Thanks. You mean every time cAdvisor reads from the devices cgroup, then the GPU is added? If not, that the GPU is added happened for the first time, so cAdvisor should read GPU metrics next time. I will also add extra log lines to confirm that

sashankreddya commented 5 years ago

@tongbinxiang : is the mesos handler registered ? I don't see it in the logs for a message "Registering mesos factory" ?

tongbinxiang commented 5 years ago

@sashankreddya I don't see the message "Registering mesos factory" in the log. Is my cadvisor version too low?

tongbinxiang commented 5 years ago

Hello, @sashankreddya . I pull the latest image and don't also see the log "Registering mesos factory"

sashankreddya commented 5 years ago

@tongbinxiang : I am able to see the message when I start with the latest clone of cadvisor with "v=4".

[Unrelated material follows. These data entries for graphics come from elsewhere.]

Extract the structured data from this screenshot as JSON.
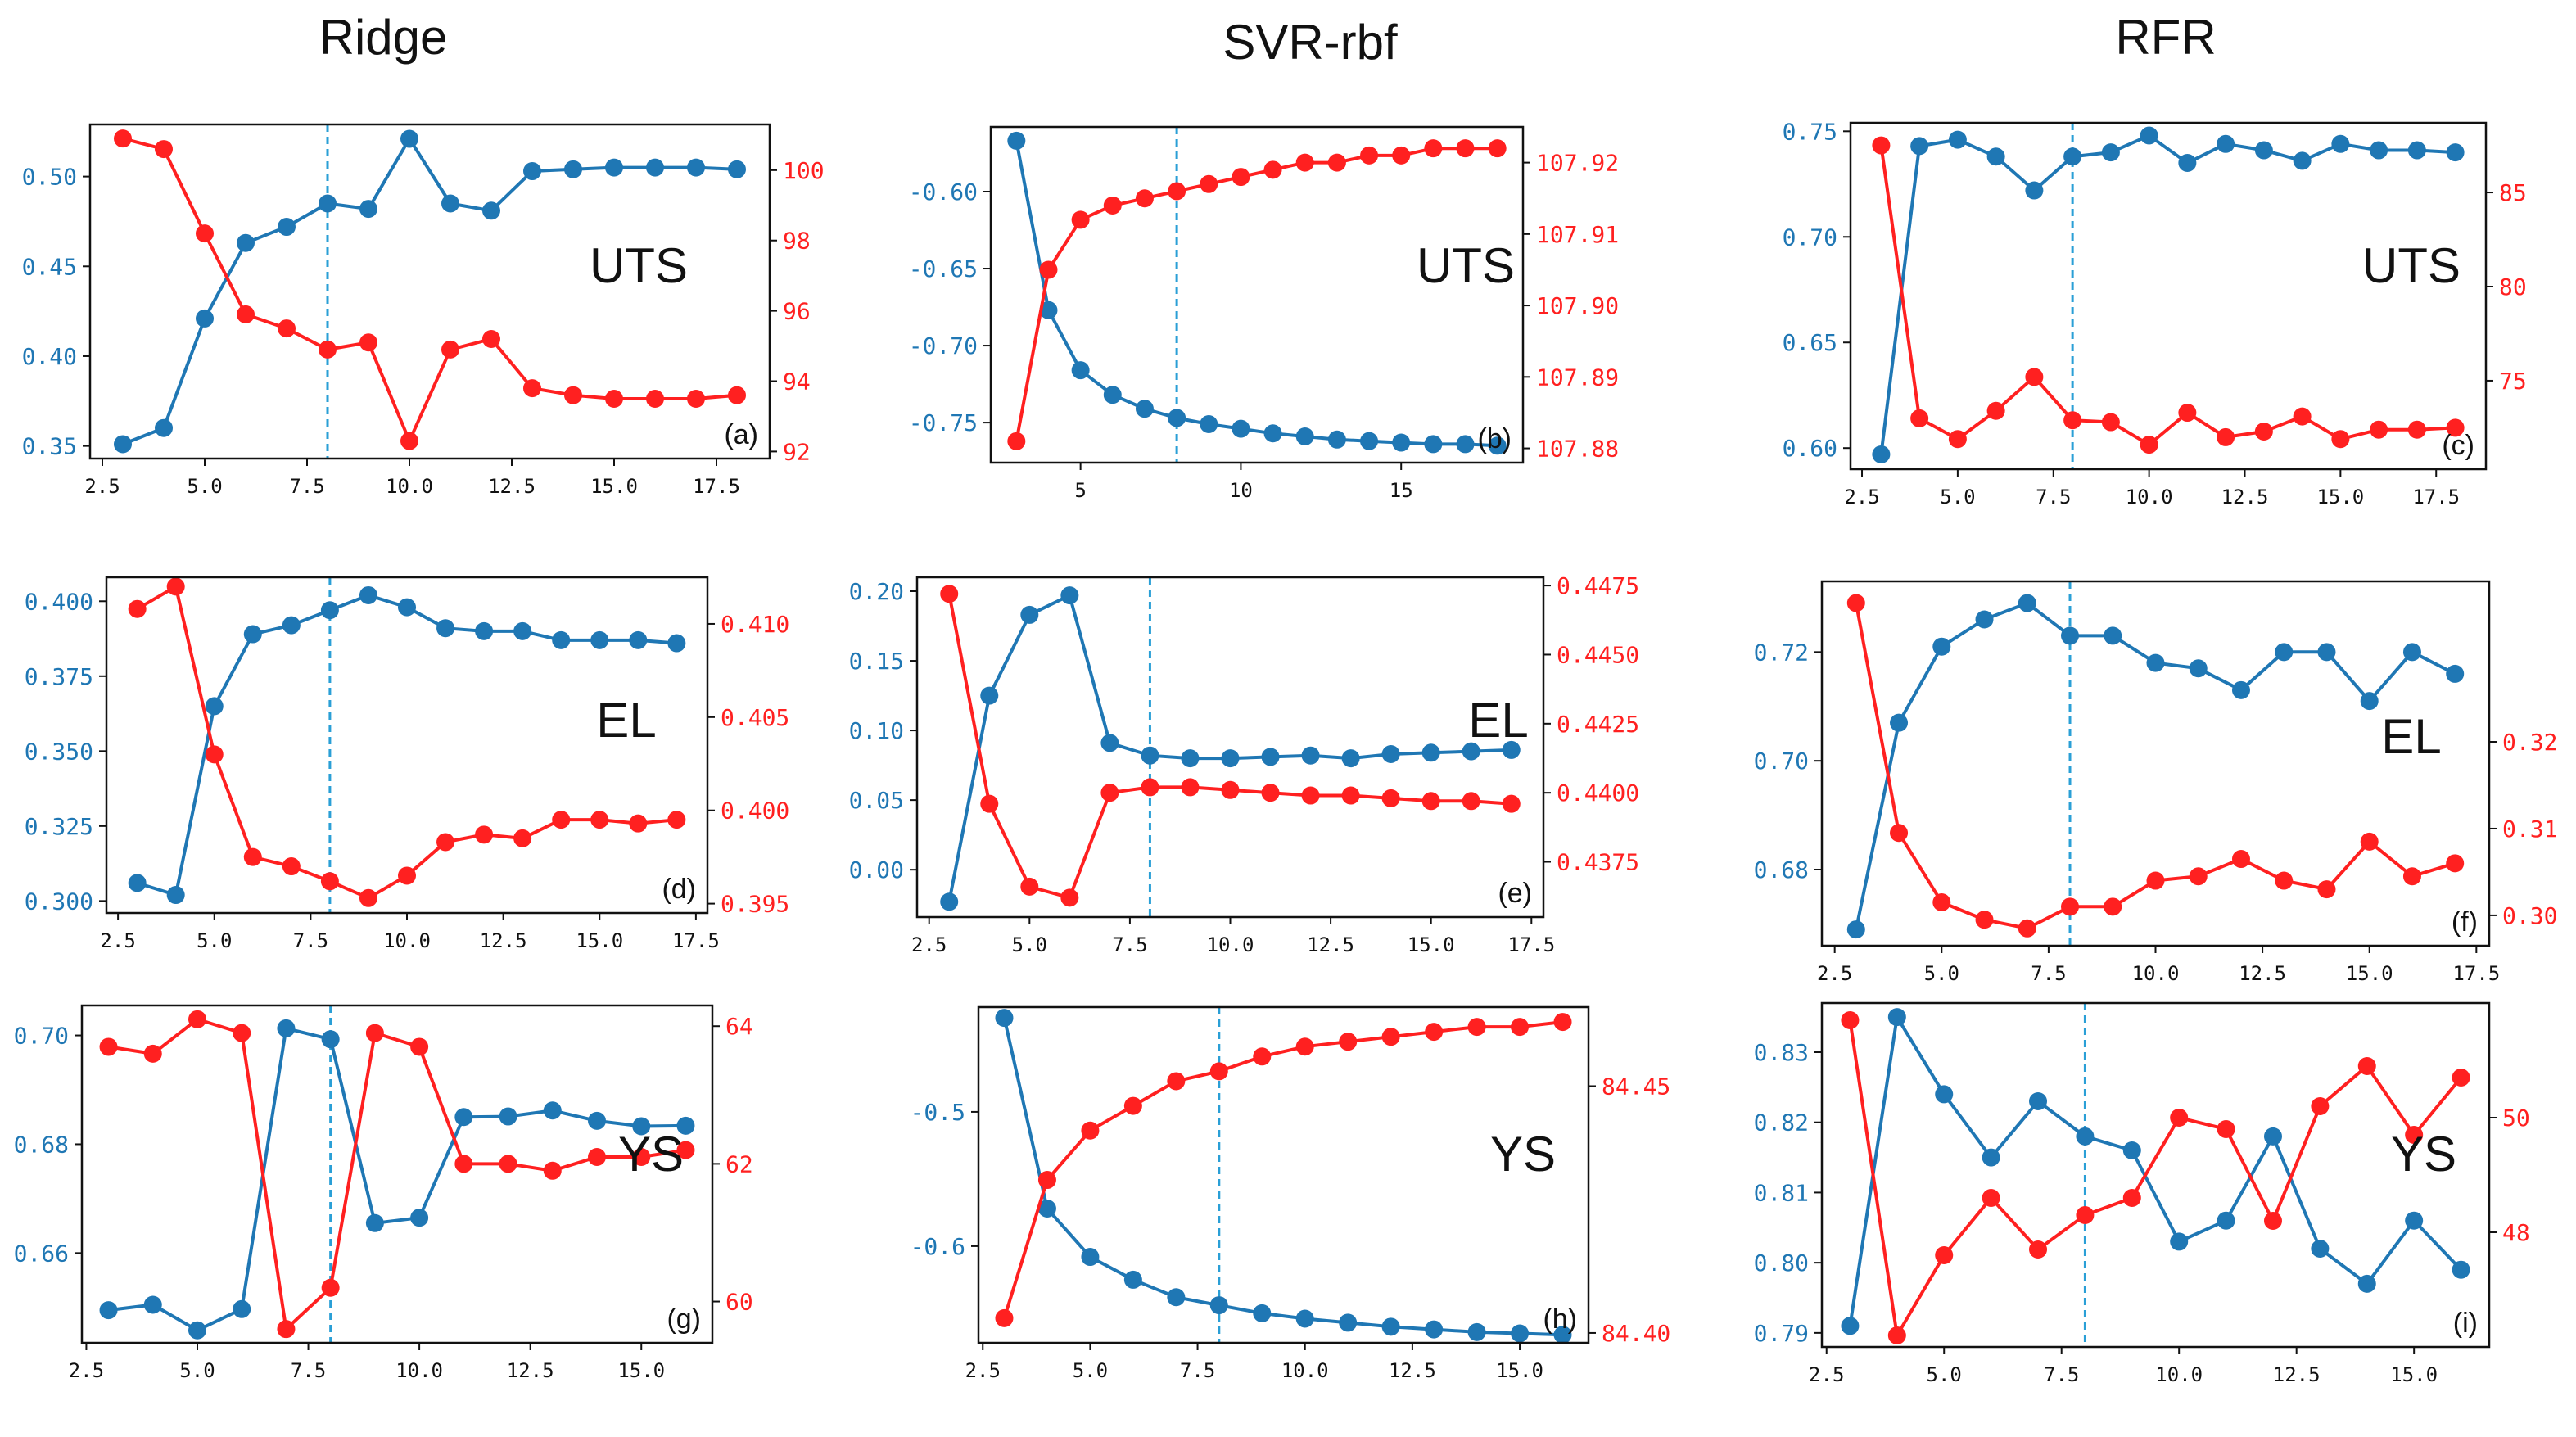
{
  "colors": {
    "blue": "#1f77b4",
    "red": "#ff2020",
    "vline": "#2a9fd6",
    "axis": "#111111"
  },
  "column_titles": [
    "Ridge",
    "SVR-rbf",
    "RFR"
  ],
  "chart_data": [
    {
      "id": "a",
      "type": "line",
      "column": "Ridge",
      "annotation": "UTS",
      "panel_label": "(a)",
      "vline_x": 8,
      "x": [
        3,
        4,
        5,
        6,
        7,
        8,
        9,
        10,
        11,
        12,
        13,
        14,
        15,
        16,
        17,
        18
      ],
      "xlim": [
        2.2,
        18.8
      ],
      "xticks": [
        2.5,
        5,
        7.5,
        10,
        12.5,
        15,
        17.5
      ],
      "xtick_labels": [
        "2.5",
        "5.0",
        "7.5",
        "10.0",
        "12.5",
        "15.0",
        "17.5"
      ],
      "left": {
        "values": [
          0.351,
          0.36,
          0.421,
          0.463,
          0.472,
          0.485,
          0.482,
          0.521,
          0.485,
          0.481,
          0.503,
          0.504,
          0.505,
          0.505,
          0.505,
          0.504
        ],
        "ylim": [
          0.343,
          0.529
        ],
        "ticks": [
          0.35,
          0.4,
          0.45,
          0.5
        ],
        "tick_labels": [
          "0.35",
          "0.40",
          "0.45",
          "0.50"
        ]
      },
      "right": {
        "values": [
          100.9,
          100.6,
          98.2,
          95.9,
          95.5,
          94.9,
          95.1,
          92.3,
          94.9,
          95.2,
          93.8,
          93.6,
          93.5,
          93.5,
          93.5,
          93.6
        ],
        "ylim": [
          91.8,
          101.3
        ],
        "ticks": [
          92,
          94,
          96,
          98,
          100
        ],
        "tick_labels": [
          "92",
          "94",
          "96",
          "98",
          "100"
        ]
      }
    },
    {
      "id": "b",
      "type": "line",
      "column": "SVR-rbf",
      "annotation": "UTS",
      "panel_label": "(b)",
      "vline_x": 8,
      "x": [
        3,
        4,
        5,
        6,
        7,
        8,
        9,
        10,
        11,
        12,
        13,
        14,
        15,
        16,
        17,
        18
      ],
      "xlim": [
        2.2,
        18.8
      ],
      "xticks": [
        5,
        10,
        15
      ],
      "xtick_labels": [
        "5",
        "10",
        "15"
      ],
      "left": {
        "values": [
          -0.567,
          -0.677,
          -0.716,
          -0.732,
          -0.741,
          -0.747,
          -0.751,
          -0.754,
          -0.757,
          -0.759,
          -0.761,
          -0.762,
          -0.763,
          -0.764,
          -0.764,
          -0.765
        ],
        "ylim": [
          -0.776,
          -0.558
        ],
        "ticks": [
          -0.6,
          -0.65,
          -0.7,
          -0.75
        ],
        "tick_labels": [
          "-0.60",
          "-0.65",
          "-0.70",
          "-0.75"
        ]
      },
      "right": {
        "values": [
          107.881,
          107.905,
          107.912,
          107.914,
          107.915,
          107.916,
          107.917,
          107.918,
          107.919,
          107.92,
          107.92,
          107.921,
          107.921,
          107.922,
          107.922,
          107.922
        ],
        "ylim": [
          107.878,
          107.925
        ],
        "ticks": [
          107.88,
          107.89,
          107.9,
          107.91,
          107.92
        ],
        "tick_labels": [
          "107.88",
          "107.89",
          "107.90",
          "107.91",
          "107.92"
        ]
      }
    },
    {
      "id": "c",
      "type": "line",
      "column": "RFR",
      "annotation": "UTS",
      "panel_label": "(c)",
      "vline_x": 8,
      "x": [
        3,
        4,
        5,
        6,
        7,
        8,
        9,
        10,
        11,
        12,
        13,
        14,
        15,
        16,
        17,
        18
      ],
      "xlim": [
        2.2,
        18.8
      ],
      "xticks": [
        2.5,
        5,
        7.5,
        10,
        12.5,
        15,
        17.5
      ],
      "xtick_labels": [
        "2.5",
        "5.0",
        "7.5",
        "10.0",
        "12.5",
        "15.0",
        "17.5"
      ],
      "left": {
        "values": [
          0.597,
          0.743,
          0.746,
          0.738,
          0.722,
          0.738,
          0.74,
          0.748,
          0.735,
          0.744,
          0.741,
          0.736,
          0.744,
          0.741,
          0.741,
          0.74
        ],
        "ylim": [
          0.59,
          0.754
        ],
        "ticks": [
          0.6,
          0.65,
          0.7,
          0.75
        ],
        "tick_labels": [
          "0.60",
          "0.65",
          "0.70",
          "0.75"
        ]
      },
      "right": {
        "values": [
          87.5,
          73.0,
          71.9,
          73.4,
          75.2,
          72.9,
          72.8,
          71.6,
          73.3,
          72.0,
          72.3,
          73.1,
          71.9,
          72.4,
          72.4,
          72.5
        ],
        "ylim": [
          70.3,
          88.7
        ],
        "ticks": [
          75,
          80,
          85
        ],
        "tick_labels": [
          "75",
          "80",
          "85"
        ]
      }
    },
    {
      "id": "d",
      "type": "line",
      "column": "Ridge",
      "annotation": "EL",
      "panel_label": "(d)",
      "vline_x": 8,
      "x": [
        3,
        4,
        5,
        6,
        7,
        8,
        9,
        10,
        11,
        12,
        13,
        14,
        15,
        16,
        17
      ],
      "xlim": [
        2.2,
        17.8
      ],
      "xticks": [
        2.5,
        5,
        7.5,
        10,
        12.5,
        15,
        17.5
      ],
      "xtick_labels": [
        "2.5",
        "5.0",
        "7.5",
        "10.0",
        "12.5",
        "15.0",
        "17.5"
      ],
      "left": {
        "values": [
          0.306,
          0.302,
          0.365,
          0.389,
          0.392,
          0.397,
          0.402,
          0.398,
          0.391,
          0.39,
          0.39,
          0.387,
          0.387,
          0.387,
          0.386
        ],
        "ylim": [
          0.296,
          0.408
        ],
        "ticks": [
          0.3,
          0.325,
          0.35,
          0.375,
          0.4
        ],
        "tick_labels": [
          "0.300",
          "0.325",
          "0.350",
          "0.375",
          "0.400"
        ]
      },
      "right": {
        "values": [
          0.4108,
          0.412,
          0.403,
          0.3975,
          0.397,
          0.3962,
          0.3953,
          0.3965,
          0.3983,
          0.3987,
          0.3985,
          0.3995,
          0.3995,
          0.3993,
          0.3995
        ],
        "ylim": [
          0.3945,
          0.4125
        ],
        "ticks": [
          0.395,
          0.4,
          0.405,
          0.41
        ],
        "tick_labels": [
          "0.395",
          "0.400",
          "0.405",
          "0.410"
        ]
      }
    },
    {
      "id": "e",
      "type": "line",
      "column": "SVR-rbf",
      "annotation": "EL",
      "panel_label": "(e)",
      "vline_x": 8,
      "x": [
        3,
        4,
        5,
        6,
        7,
        8,
        9,
        10,
        11,
        12,
        13,
        14,
        15,
        16,
        17
      ],
      "xlim": [
        2.2,
        17.8
      ],
      "xticks": [
        2.5,
        5,
        7.5,
        10,
        12.5,
        15,
        17.5
      ],
      "xtick_labels": [
        "2.5",
        "5.0",
        "7.5",
        "10.0",
        "12.5",
        "15.0",
        "17.5"
      ],
      "left": {
        "values": [
          -0.023,
          0.125,
          0.183,
          0.197,
          0.091,
          0.082,
          0.08,
          0.08,
          0.081,
          0.082,
          0.08,
          0.083,
          0.084,
          0.085,
          0.086
        ],
        "ylim": [
          -0.034,
          0.21
        ],
        "ticks": [
          0.0,
          0.05,
          0.1,
          0.15,
          0.2
        ],
        "tick_labels": [
          "0.00",
          "0.05",
          "0.10",
          "0.15",
          "0.20"
        ]
      },
      "right": {
        "values": [
          0.4472,
          0.4396,
          0.4366,
          0.4362,
          0.44,
          0.4402,
          0.4402,
          0.4401,
          0.44,
          0.4399,
          0.4399,
          0.4398,
          0.4397,
          0.4397,
          0.4396
        ],
        "ylim": [
          0.4355,
          0.4478
        ],
        "ticks": [
          0.4375,
          0.44,
          0.4425,
          0.445,
          0.4475
        ],
        "tick_labels": [
          "0.4375",
          "0.4400",
          "0.4425",
          "0.4450",
          "0.4475"
        ]
      }
    },
    {
      "id": "f",
      "type": "line",
      "column": "RFR",
      "annotation": "EL",
      "panel_label": "(f)",
      "vline_x": 8,
      "x": [
        3,
        4,
        5,
        6,
        7,
        8,
        9,
        10,
        11,
        12,
        13,
        14,
        15,
        16,
        17
      ],
      "xlim": [
        2.2,
        17.8
      ],
      "xticks": [
        2.5,
        5,
        7.5,
        10,
        12.5,
        15,
        17.5
      ],
      "xtick_labels": [
        "2.5",
        "5.0",
        "7.5",
        "10.0",
        "12.5",
        "15.0",
        "17.5"
      ],
      "left": {
        "values": [
          0.669,
          0.707,
          0.721,
          0.726,
          0.729,
          0.723,
          0.723,
          0.718,
          0.717,
          0.713,
          0.72,
          0.72,
          0.711,
          0.72,
          0.716
        ],
        "ylim": [
          0.666,
          0.733
        ],
        "ticks": [
          0.68,
          0.7,
          0.72
        ],
        "tick_labels": [
          "0.68",
          "0.70",
          "0.72"
        ]
      },
      "right": {
        "values": [
          0.336,
          0.3095,
          0.3015,
          0.2995,
          0.2985,
          0.301,
          0.301,
          0.304,
          0.3045,
          0.3065,
          0.304,
          0.303,
          0.3085,
          0.3045,
          0.306
        ],
        "ylim": [
          0.2965,
          0.3385
        ],
        "ticks": [
          0.3,
          0.31,
          0.32
        ],
        "tick_labels": [
          "0.30",
          "0.31",
          "0.32"
        ]
      }
    },
    {
      "id": "g",
      "type": "line",
      "column": "Ridge",
      "annotation": "YS",
      "panel_label": "(g)",
      "vline_x": 8,
      "x": [
        3,
        4,
        5,
        6,
        7,
        8,
        9,
        10,
        11,
        12,
        13,
        14,
        15,
        16
      ],
      "xlim": [
        2.4,
        16.6
      ],
      "xticks": [
        2.5,
        5,
        7.5,
        10,
        12.5,
        15
      ],
      "xtick_labels": [
        "2.5",
        "5.0",
        "7.5",
        "10.0",
        "12.5",
        "15.0"
      ],
      "left": {
        "values": [
          0.6495,
          0.6505,
          0.6458,
          0.6497,
          0.7013,
          0.6993,
          0.6655,
          0.6665,
          0.685,
          0.6851,
          0.6862,
          0.6843,
          0.6833,
          0.6834
        ],
        "ylim": [
          0.6435,
          0.7055
        ],
        "ticks": [
          0.66,
          0.68,
          0.7
        ],
        "tick_labels": [
          "0.66",
          "0.68",
          "0.70"
        ]
      },
      "right": {
        "values": [
          63.7,
          63.6,
          64.1,
          63.9,
          59.6,
          60.2,
          63.9,
          63.7,
          62.0,
          62.0,
          61.9,
          62.1,
          62.1,
          62.2
        ],
        "ylim": [
          59.4,
          64.3
        ],
        "ticks": [
          60,
          62,
          64
        ],
        "tick_labels": [
          "60",
          "62",
          "64"
        ]
      }
    },
    {
      "id": "h",
      "type": "line",
      "column": "SVR-rbf",
      "annotation": "YS",
      "panel_label": "(h)",
      "vline_x": 8,
      "x": [
        3,
        4,
        5,
        6,
        7,
        8,
        9,
        10,
        11,
        12,
        13,
        14,
        15,
        16
      ],
      "xlim": [
        2.4,
        16.6
      ],
      "xticks": [
        2.5,
        5,
        7.5,
        10,
        12.5,
        15
      ],
      "xtick_labels": [
        "2.5",
        "5.0",
        "7.5",
        "10.0",
        "12.5",
        "15.0"
      ],
      "left": {
        "values": [
          -0.43,
          -0.572,
          -0.608,
          -0.625,
          -0.638,
          -0.644,
          -0.65,
          -0.654,
          -0.657,
          -0.66,
          -0.662,
          -0.664,
          -0.665,
          -0.666
        ],
        "ylim": [
          -0.672,
          -0.422
        ],
        "ticks": [
          -0.5,
          -0.6
        ],
        "tick_labels": [
          "-0.5",
          "-0.6"
        ]
      },
      "right": {
        "values": [
          84.403,
          84.431,
          84.441,
          84.446,
          84.451,
          84.453,
          84.456,
          84.458,
          84.459,
          84.46,
          84.461,
          84.462,
          84.462,
          84.463
        ],
        "ylim": [
          84.398,
          84.466
        ],
        "ticks": [
          84.4,
          84.45
        ],
        "tick_labels": [
          "84.40",
          "84.45"
        ]
      }
    },
    {
      "id": "i",
      "type": "line",
      "column": "RFR",
      "annotation": "YS",
      "panel_label": "(i)",
      "vline_x": 8,
      "x": [
        3,
        4,
        5,
        6,
        7,
        8,
        9,
        10,
        11,
        12,
        13,
        14,
        15,
        16
      ],
      "xlim": [
        2.4,
        16.6
      ],
      "xticks": [
        2.5,
        5,
        7.5,
        10,
        12.5,
        15
      ],
      "xtick_labels": [
        "2.5",
        "5.0",
        "7.5",
        "10.0",
        "12.5",
        "15.0"
      ],
      "left": {
        "values": [
          0.791,
          0.835,
          0.824,
          0.815,
          0.823,
          0.818,
          0.816,
          0.803,
          0.806,
          0.818,
          0.802,
          0.797,
          0.806,
          0.799
        ],
        "ylim": [
          0.788,
          0.837
        ],
        "ticks": [
          0.79,
          0.8,
          0.81,
          0.82,
          0.83
        ],
        "tick_labels": [
          "0.79",
          "0.80",
          "0.81",
          "0.82",
          "0.83"
        ]
      },
      "right": {
        "values": [
          51.7,
          46.2,
          47.6,
          48.6,
          47.7,
          48.3,
          48.6,
          50.0,
          49.8,
          48.2,
          50.2,
          50.9,
          49.7,
          50.7
        ],
        "ylim": [
          46.0,
          52.0
        ],
        "ticks": [
          48,
          50
        ],
        "tick_labels": [
          "48",
          "50"
        ]
      }
    }
  ]
}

Couple of things to make sure 1) Check if the mesosAgentAdress is correct as in here. The default is as present here 2) Check if you are not seeing any of these error conditions

Lapayo commented 3 years ago

I think I might have a similar issue with current mesos and cadvisor. It only shows gpus for containers that where started before cadvisor. In the log I can see that it is unable to find the devices.list So it seems like cadvisor is checking before that file is present.

Is there anyway to fix or work around this? Maybe by delaying cadvisor before picking up a new container for a few seconds?